It's been a busy several weeks at work. One of the things I do is write the detailed instructions of what we do when we install or retire any gas main in our system. This involves checking to make sure that the designed work orders don't have any nasty unforeseen consequences, and making sure that we maintain the integrity of the existing system while the work is being done.
When I started at the company, about seven tears ago, we replaced twenty miles of gas main a year. Now it's about forty. And yes, that's some of the reason tour gas bill is higher. Of those forty, about 25 miles are in areas that I am responsible for, including the entire town of Riverside.
Riverside was designed by Frederic Olmsted, and he apparently did not believe in a grid layout for urban planning. That made for a fun summer, both on finding my way around town, and not inadvertently retiring any gas main that wasn't ready to be retired.

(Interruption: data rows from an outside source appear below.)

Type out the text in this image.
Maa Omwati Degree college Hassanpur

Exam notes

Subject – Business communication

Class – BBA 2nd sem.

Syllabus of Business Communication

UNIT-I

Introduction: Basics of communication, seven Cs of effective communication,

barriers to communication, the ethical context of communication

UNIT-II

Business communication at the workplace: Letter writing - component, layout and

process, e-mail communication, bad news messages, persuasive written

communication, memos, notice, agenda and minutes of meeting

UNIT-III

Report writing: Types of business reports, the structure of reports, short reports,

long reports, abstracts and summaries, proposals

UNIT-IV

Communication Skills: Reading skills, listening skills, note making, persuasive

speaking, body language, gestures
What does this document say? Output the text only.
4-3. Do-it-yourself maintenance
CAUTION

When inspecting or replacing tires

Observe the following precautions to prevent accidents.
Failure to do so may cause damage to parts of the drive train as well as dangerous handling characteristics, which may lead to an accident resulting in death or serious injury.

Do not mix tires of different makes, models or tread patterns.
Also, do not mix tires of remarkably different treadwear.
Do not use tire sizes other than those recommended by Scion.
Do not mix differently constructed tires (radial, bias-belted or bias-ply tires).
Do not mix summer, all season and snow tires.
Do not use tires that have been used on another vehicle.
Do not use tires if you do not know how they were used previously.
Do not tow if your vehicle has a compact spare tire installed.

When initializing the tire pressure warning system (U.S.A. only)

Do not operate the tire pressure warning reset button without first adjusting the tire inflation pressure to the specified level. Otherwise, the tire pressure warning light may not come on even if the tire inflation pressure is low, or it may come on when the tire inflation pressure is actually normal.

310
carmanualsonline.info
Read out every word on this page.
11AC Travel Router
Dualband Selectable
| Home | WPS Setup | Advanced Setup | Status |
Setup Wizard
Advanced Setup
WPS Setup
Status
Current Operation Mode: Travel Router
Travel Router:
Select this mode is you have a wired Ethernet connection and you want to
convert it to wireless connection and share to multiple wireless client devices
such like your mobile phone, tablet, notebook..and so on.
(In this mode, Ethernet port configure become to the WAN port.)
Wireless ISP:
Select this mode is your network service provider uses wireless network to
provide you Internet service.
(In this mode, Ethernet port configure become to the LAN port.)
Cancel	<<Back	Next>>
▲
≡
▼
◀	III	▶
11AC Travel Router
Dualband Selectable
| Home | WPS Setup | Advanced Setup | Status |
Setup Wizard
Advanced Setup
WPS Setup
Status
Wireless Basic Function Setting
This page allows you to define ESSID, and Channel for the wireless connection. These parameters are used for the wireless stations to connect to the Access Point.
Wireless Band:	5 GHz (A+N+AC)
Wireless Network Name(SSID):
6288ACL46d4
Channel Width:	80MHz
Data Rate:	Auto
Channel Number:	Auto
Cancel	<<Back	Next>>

On one Monday, I had two incidents that you really weren't supposed to see once in a year, and that was before a contractor working for us accidentally cut a 2" sixty psi plastic gas main in half.
But the last of the hundred year old gas main we were replacing in Riverside was retired without incident on Monday. I have two more jobs to finish with in the next week, and then I'll actually be able to concentrate on some of the background work of my job again. And hopefully take a little vacation. The picture shows a couple of the guys that report to me, along with a gauge showing zero, after we retired the last of the low pressure main in Riverside.